Олег впервые позвал меня прокатиться на принадлежащем ему катере. И я согласилась, конечно, несмотря на вечерний концерт, на то, что мне сейчас следовало бы набираться сил, лежа в постели, в номере с задернутыми шторами.
Вместо этого я стояла босиком на влажной от морской воды палубе и наблюдала, как Радевич умело управляет катером.
Мы впервые были с ним наедине, совсем наедине – в доме все же всегда оставалась охрана, прислуга, в любой момент мог приехать неугомонный Ромашов. Здесь же не было никого, кроме нас. Вероятно, Радевич считал, что в открытом море ему ничто не угрожает, и никого из службы безопасности с собой не взял.
А может быть…
Может, ему просто хотелось побыть со мной вдвоем.
Так или иначе, я, разумеется, не могла не воспользоваться случаем. Ради дела, конечно.
Дело… Иногда это бывает даже удобно. Отличное прикрытие от самой себя…
Мы отплыли уже достаточно далеко, когда Олег заглушил мотор. Береговой линии было почти не видно, она дробилась в ярком солнечном свете, плавно покачивалась вместе с катером.
Радевич босиком прошел в каюту, вынес брезентовый чехол и принялся доставать удочки.
– Умеешь рыбачить? – Он обернулся ко мне и улыбнулся.
Я смотрела на него, щурясь от бешено бившего по глазам солнца.
– Конечно, я же на Волге выросла.
– Правда? – удивился он. – Надо же, я до сих пор ничего о тебе не знаю. Ты как будто однажды просто появилась на сцене и запела… Человек без прошлого, без родины…
– Это просто имидж, – отозвалась я. – Поверь, над ним немало поработали специально приглашенные профессионалы. А мне теперь приходится его поддерживать. Кому захочется узнать, что загадочная дива на самом деле – всего лишь девчонка из российской глубинки?
– Мне захочется, – заметил он. – Я сам из Саратова. Все детство провел на берегу Волги, с удочкой. Однажды такую щуку поймал – четыре кило!
Я засмеялась.
– Ага, знаю я эти рыбацкие рассказы! Во-о-оот такую щуку, – я широко раскинула руки, поддразнивая его.

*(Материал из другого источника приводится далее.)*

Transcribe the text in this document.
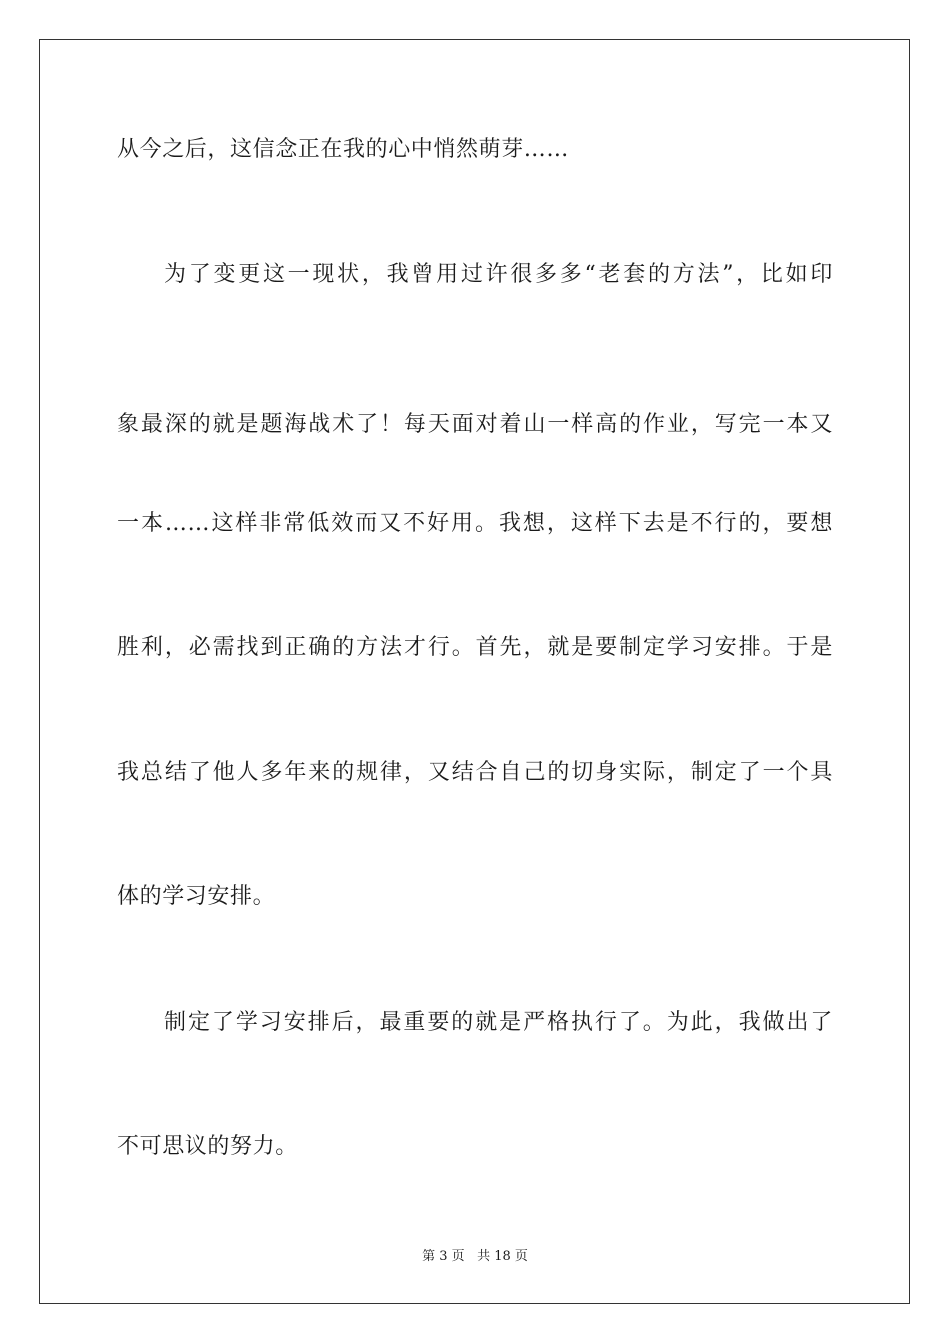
从今之后，这信念正在我的心中悄然萌芽……
为了变更这一现状，我曾用过许很多多“老套的方法”，比如印
象最深的就是题海战术了！每天面对着山一样高的作业，写完一本又
一本……这样非常低效而又不好用。我想，这样下去是不行的，要想
胜利，必需找到正确的方法才行。首先，就是要制定学习安排。于是
我总结了他人多年来的规律，又结合自己的切身实际，制定了一个具
体的学习安排。
制定了学习安排后，最重要的就是严格执行了。为此，我做出了
不可思议的努力。
第 3 页 共 18 页
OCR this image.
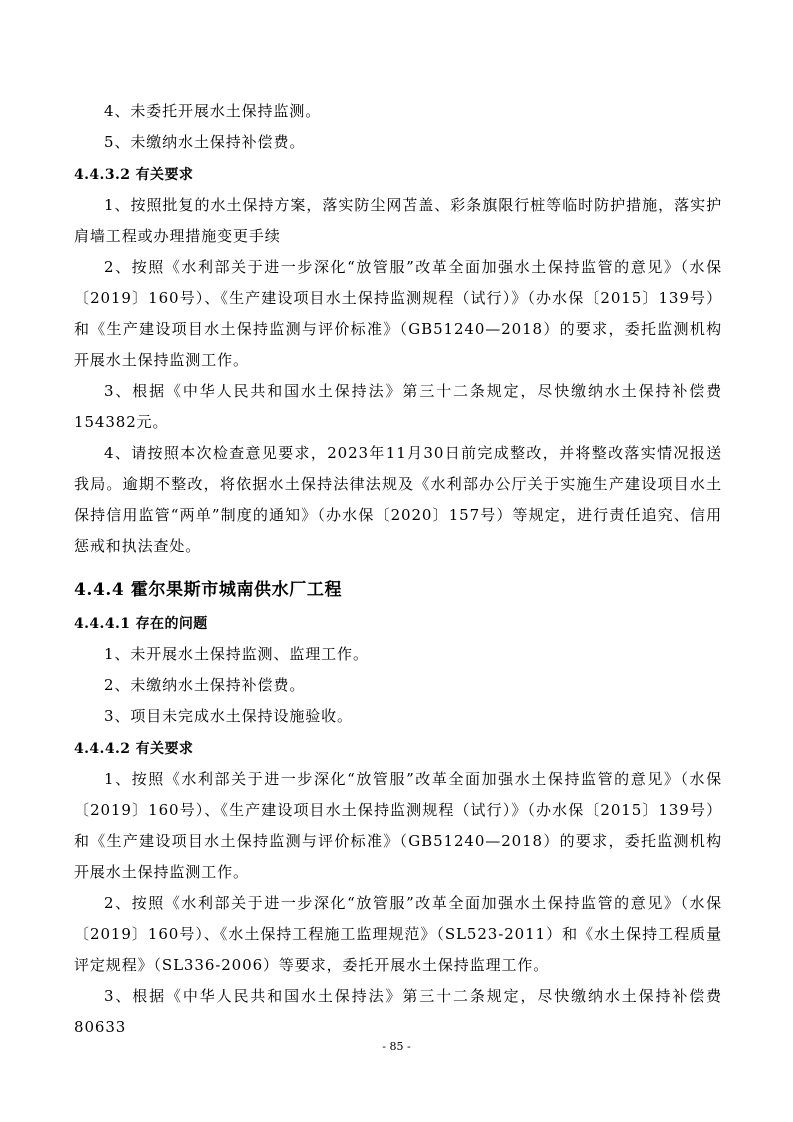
4、未委托开展水土保持监测。

5、未缴纳水土保持补偿费。

4.4.3.2 有关要求

1、按照批复的水土保持方案，落实防尘网苫盖、彩条旗限行桩等临时防护措施，落实护肩墙工程或办理措施变更手续

2、按照《水利部关于进一步深化“放管服”改革全面加强水土保持监管的意见》（水保〔2019〕160号）、《生产建设项目水土保持监测规程（试行）》（办水保〔2015〕139号）和《生产建设项目水土保持监测与评价标准》（GB51240—2018）的要求，委托监测机构开展水土保持监测工作。

3、根据《中华人民共和国水土保持法》第三十二条规定，尽快缴纳水土保持补偿费154382元。

4、请按照本次检查意见要求，2023年11月30日前完成整改，并将整改落实情况报送我局。逾期不整改，将依据水土保持法律法规及《水利部办公厅关于实施生产建设项目水土保持信用监管“两单”制度的通知》（办水保〔2020〕157号）等规定，进行责任追究、信用惩戒和执法查处。

4.4.4 霍尔果斯市城南供水厂工程
4.4.4.1 存在的问题

1、未开展水土保持监测、监理工作。

2、未缴纳水土保持补偿费。

3、项目未完成水土保持设施验收。

4.4.4.2 有关要求

1、按照《水利部关于进一步深化“放管服”改革全面加强水土保持监管的意见》（水保〔2019〕160号）、《生产建设项目水土保持监测规程（试行）》（办水保〔2015〕139号）和《生产建设项目水土保持监测与评价标准》（GB51240—2018）的要求，委托监测机构开展水土保持监测工作。

2、按照《水利部关于进一步深化“放管服”改革全面加强水土保持监管的意见》（水保〔2019〕160号）、《水土保持工程施工监理规范》（SL523-2011）和《水土保持工程质量评定规程》（SL336-2006）等要求，委托开展水土保持监理工作。

3、根据《中华人民共和国水土保持法》第三十二条规定，尽快缴纳水土保持补偿费80633

- 85 -
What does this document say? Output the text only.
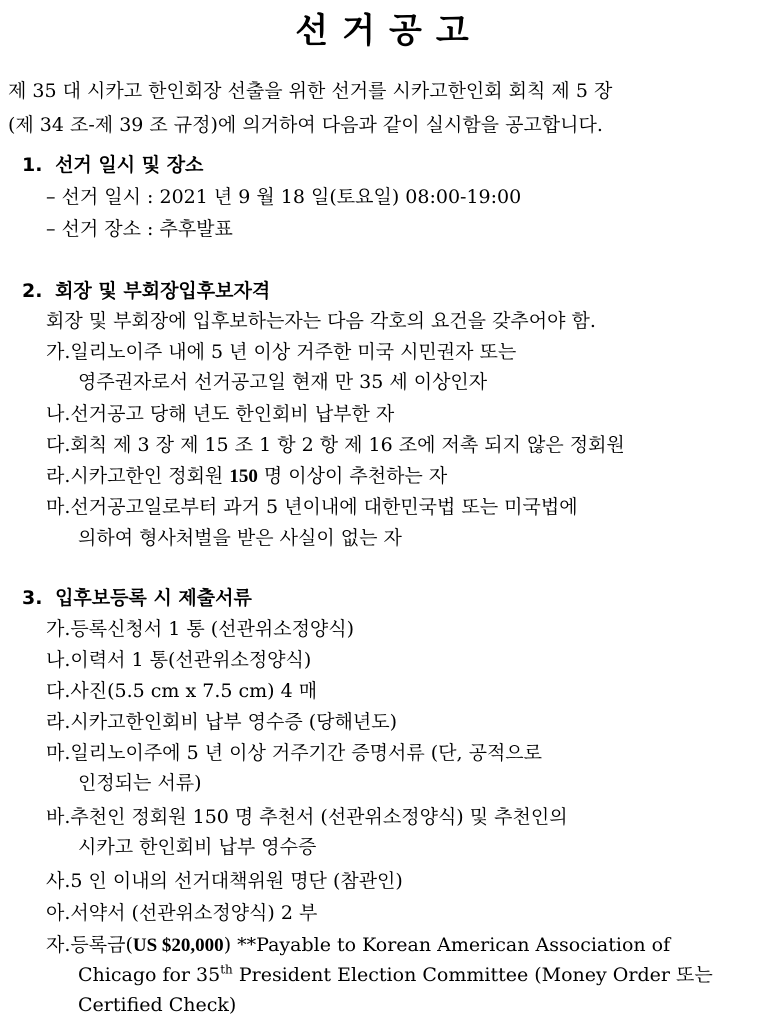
선거공고
제 35 대 시카고 한인회장 선출을 위한 선거를 시카고한인회 회칙 제 5 장
(제 34 조-제 39 조 규정)에 의거하여 다음과 같이 실시함을 공고합니다.
1. 선거 일시 및 장소
– 선거 일시 : 2021 년 9 월 18 일(토요일) 08:00-19:00
– 선거 장소 : 추후발표
2. 회장 및 부회장입후보자격
회장 및 부회장에 입후보하는자는 다음 각호의 요건을 갖추어야 함.
가.일리노이주 내에 5 년 이상 거주한 미국 시민권자 또는
영주권자로서 선거공고일 현재 만 35 세 이상인자
나.선거공고 당해 년도 한인회비 납부한 자
다.회칙 제 3 장 제 15 조 1 항 2 항 제 16 조에 저촉 되지 않은 정회원
라.시카고한인 정회원 150 명 이상이 추천하는 자
마.선거공고일로부터 과거 5 년이내에 대한민국법 또는 미국법에
의하여 형사처벌을 받은 사실이 없는 자
3. 입후보등록 시 제출서류
가.등록신청서 1 통 (선관위소정양식)
나.이력서 1 통(선관위소정양식)
다.사진(5.5 cm x 7.5 cm) 4 매
라.시카고한인회비 납부 영수증 (당해년도)
마.일리노이주에 5 년 이상 거주기간 증명서류 (단, 공적으로
인정되는 서류)
바.추천인 정회원 150 명 추천서 (선관위소정양식) 및 추천인의
시카고 한인회비 납부 영수증
사.5 인 이내의 선거대책위원 명단 (참관인)
아.서약서 (선관위소정양식) 2 부
자.등록금(US $20,000) **Payable to Korean American Association of
Chicago for 35th President Election Committee (Money Order 또는
Certified Check)
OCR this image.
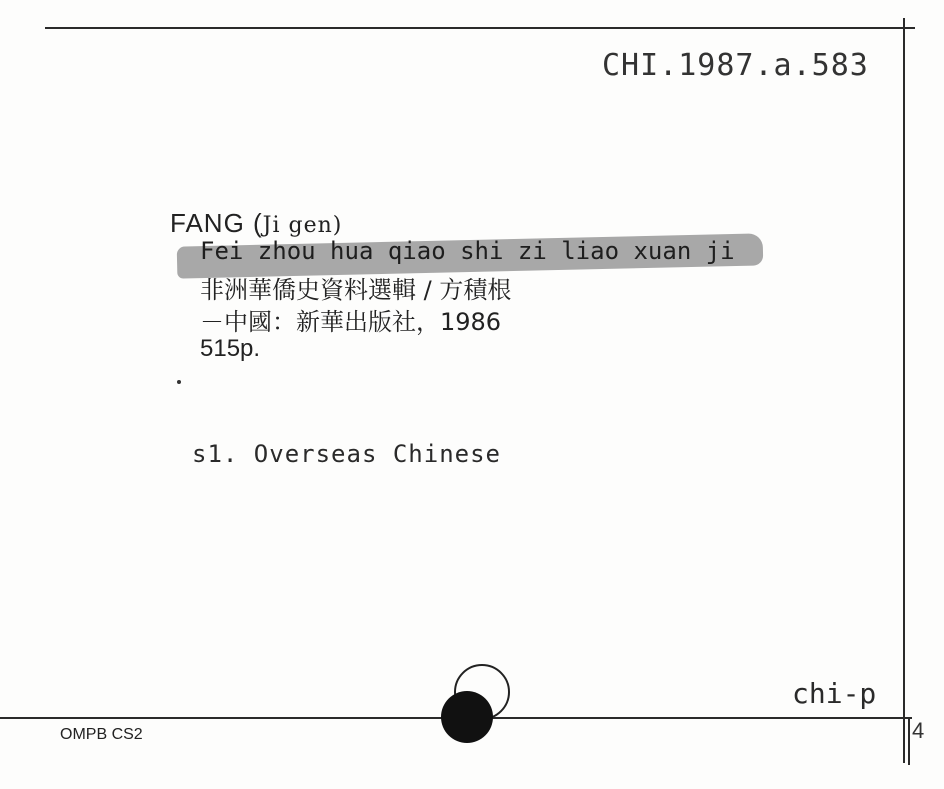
CHI.1987.a.583
FANG (Ji gen)
Fei zhou hua qiao shi zi liao xuan ji
非洲華僑史資料選輯 / 方積根
－中國：新華出版社，1986
515p.
s1. Overseas Chinese
chi-p
OMPB CS2	4
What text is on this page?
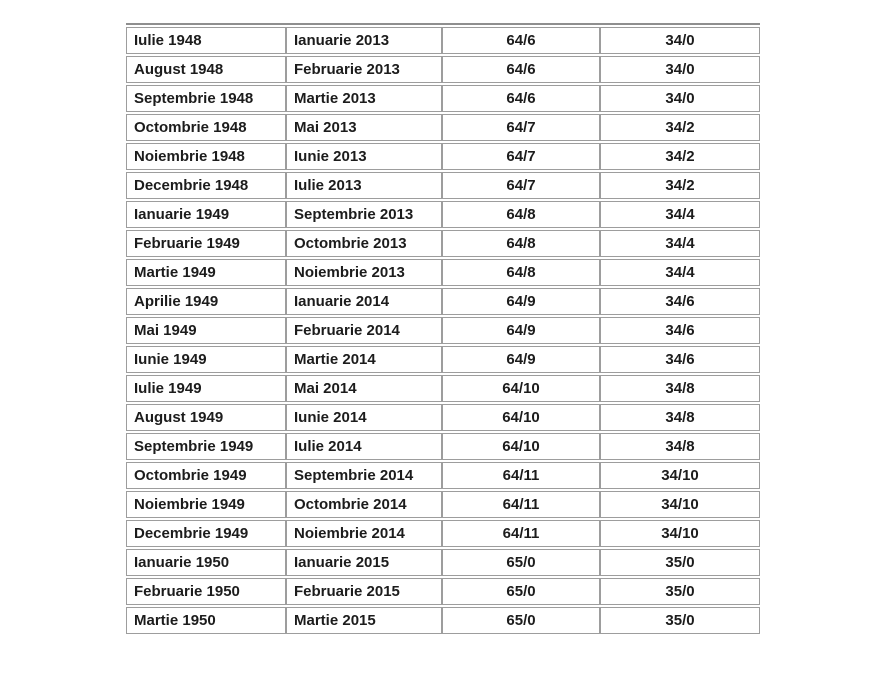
Iulie 1948	Ianuarie 2013	64/6	34/0
August 1948	Februarie 2013	64/6	34/0
Septembrie 1948	Martie 2013	64/6	34/0
Octombrie 1948	Mai 2013	64/7	34/2
Noiembrie 1948	Iunie 2013	64/7	34/2
Decembrie 1948	Iulie 2013	64/7	34/2
Ianuarie 1949	Septembrie 2013	64/8	34/4
Februarie 1949	Octombrie 2013	64/8	34/4
Martie 1949	Noiembrie 2013	64/8	34/4
Aprilie 1949	Ianuarie 2014	64/9	34/6
Mai 1949	Februarie 2014	64/9	34/6
Iunie 1949	Martie 2014	64/9	34/6
Iulie 1949	Mai 2014	64/10	34/8
August 1949	Iunie 2014	64/10	34/8
Septembrie 1949	Iulie 2014	64/10	34/8
Octombrie 1949	Septembrie 2014	64/11	34/10
Noiembrie 1949	Octombrie 2014	64/11	34/10
Decembrie 1949	Noiembrie 2014	64/11	34/10
Ianuarie 1950	Ianuarie 2015	65/0	35/0
Februarie 1950	Februarie 2015	65/0	35/0
Martie 1950	Martie 2015	65/0	35/0
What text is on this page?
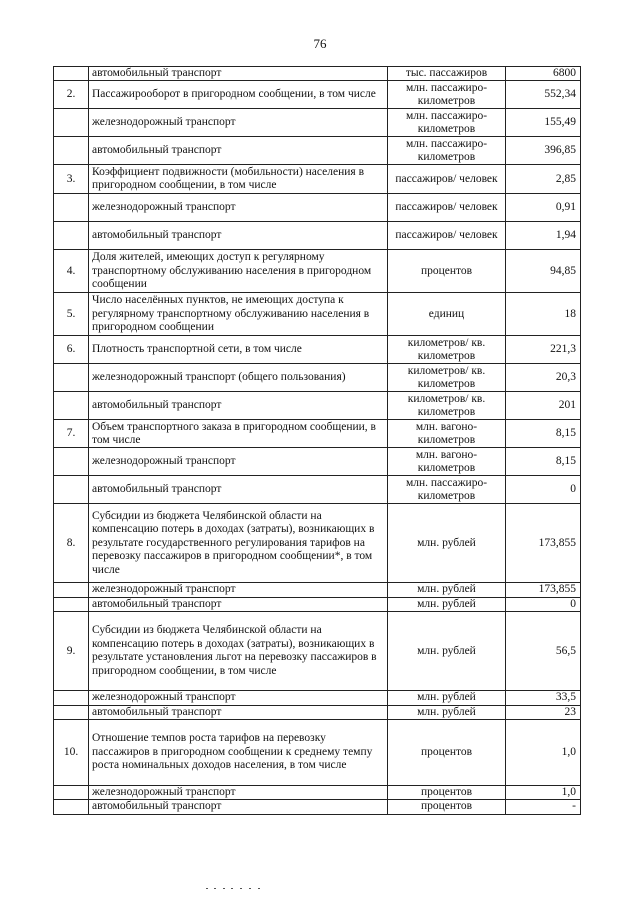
76
	автомобильный транспорт	тыс. пассажиров	6800
2.	Пассажирооборот в пригородном сообщении, в том числе	млн. пассажиро-километров	552,34
	железнодорожный транспорт	млн. пассажиро-километров	155,49
	автомобильный транспорт	млн. пассажиро-километров	396,85
3.	Коэффициент подвижности (мобильности) населения в пригородном сообщении, в том числе	пассажиров/ человек	2,85
	железнодорожный транспорт	пассажиров/ человек	0,91
	автомобильный транспорт	пассажиров/ человек	1,94
4.	Доля жителей, имеющих доступ к регулярному транспортному обслуживанию населения в пригородном сообщении	процентов	94,85
5.	Число населённых пунктов, не имеющих доступа к регулярному транспортному обслуживанию населения в пригородном сообщении	единиц	18
6.	Плотность транспортной сети, в том числе	километров/ кв. километров	221,3
	железнодорожный транспорт (общего пользования)	километров/ кв. километров	20,3
	автомобильный транспорт	километров/ кв. километров	201
7.	Объем транспортного заказа в пригородном сообщении, в том числе	млн. вагоно-километров	8,15
	железнодорожный транспорт	млн. вагоно-километров	8,15
	автомобильный транспорт	млн. пассажиро-километров	0
8.	Субсидии из бюджета Челябинской области на компенсацию потерь в доходах (затраты), возникающих в результате государственного регулирования тарифов на перевозку пассажиров в пригородном сообщении*, в том числе	млн. рублей	173,855
	железнодорожный транспорт	млн. рублей	173,855
	автомобильный транспорт	млн. рублей	0
9.	Субсидии из бюджета Челябинской области на компенсацию потерь в доходах (затраты), возникающих в результате установления льгот на перевозку пассажиров в пригородном сообщении, в том числе	млн. рублей	56,5
	железнодорожный транспорт	млн. рублей	33,5
	автомобильный транспорт	млн. рублей	23
10.	Отношение темпов роста тарифов на перевозку пассажиров в пригородном сообщении к среднему темпу роста номинальных доходов населения, в том числе	процентов	1,0
	железнодорожный транспорт	процентов	1,0
	автомобильный транспорт	процентов	-
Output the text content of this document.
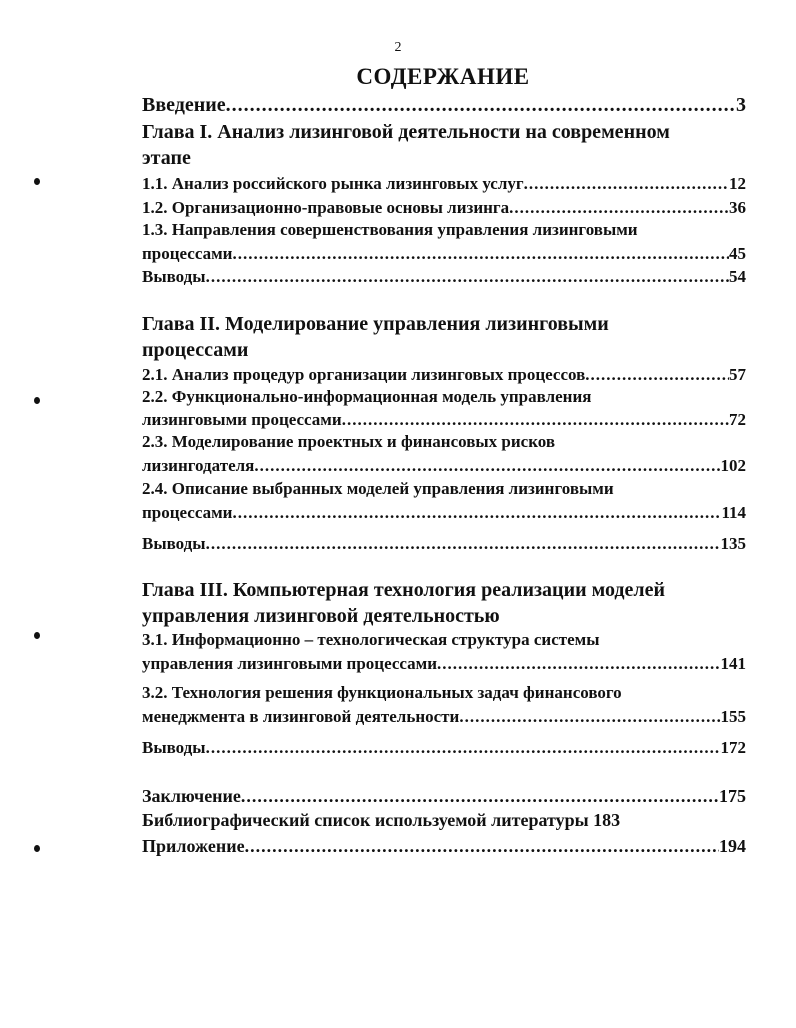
2
СОДЕРЖАНИЕ
Введение .....	3
Глава I. Анализ лизинговой деятельности на современном
этапе
1.1. Анализ российского рынка лизинговых услуг .....	12
1.2. Организационно-правовые основы лизинга .....	36
1.3. Направления совершенствования управления лизинговыми
процессами .....	45
Выводы .....	54
Глава II. Моделирование управления лизинговыми
процессами
2.1. Анализ процедур организации лизинговых процессов .....	57
2.2. Функционально-информационная модель управления
лизинговыми процессами .....	72
2.3. Моделирование проектных и финансовых рисков
лизингодателя .....	102
2.4. Описание выбранных моделей управления лизинговыми
процессами .....	114
Выводы .....	135
Глава III. Компьютерная технология реализации моделей
управления лизинговой деятельностью
3.1. Информационно – технологическая структура системы
управления лизинговыми процессами .....	141
3.2. Технология решения функциональных задач финансового
менеджмента в лизинговой деятельности .....	155
Выводы .....	172
Заключение .....	175
Библиографический список используемой литературы 183
Приложение .....	194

– Не веришь? Это все потому, что сама, наверное, в жизни ничего крупнее плотвы не ловила.
– Ну, вот еще! У меня был сосед, Вовка. Мальчишка на пять лет меня младше. Он, кажется, был немножко в меня влюблен – ну, знаешь, как маленькие мальчики иногда влюбляются во взрослых девочек? Так вот, мы с ним как-то раз вытащили судака, здоровенного такого. Его мать потушила его в сметане, а потом скормила какому-то очередному своему ухажеру. Вовка, бедняга, негодовал.
– А что потом с ним стало? С Вовкой?
– Не знаю, – пожала плечами я. – Я в шестнадцать лет уехала в Москву. Учиться…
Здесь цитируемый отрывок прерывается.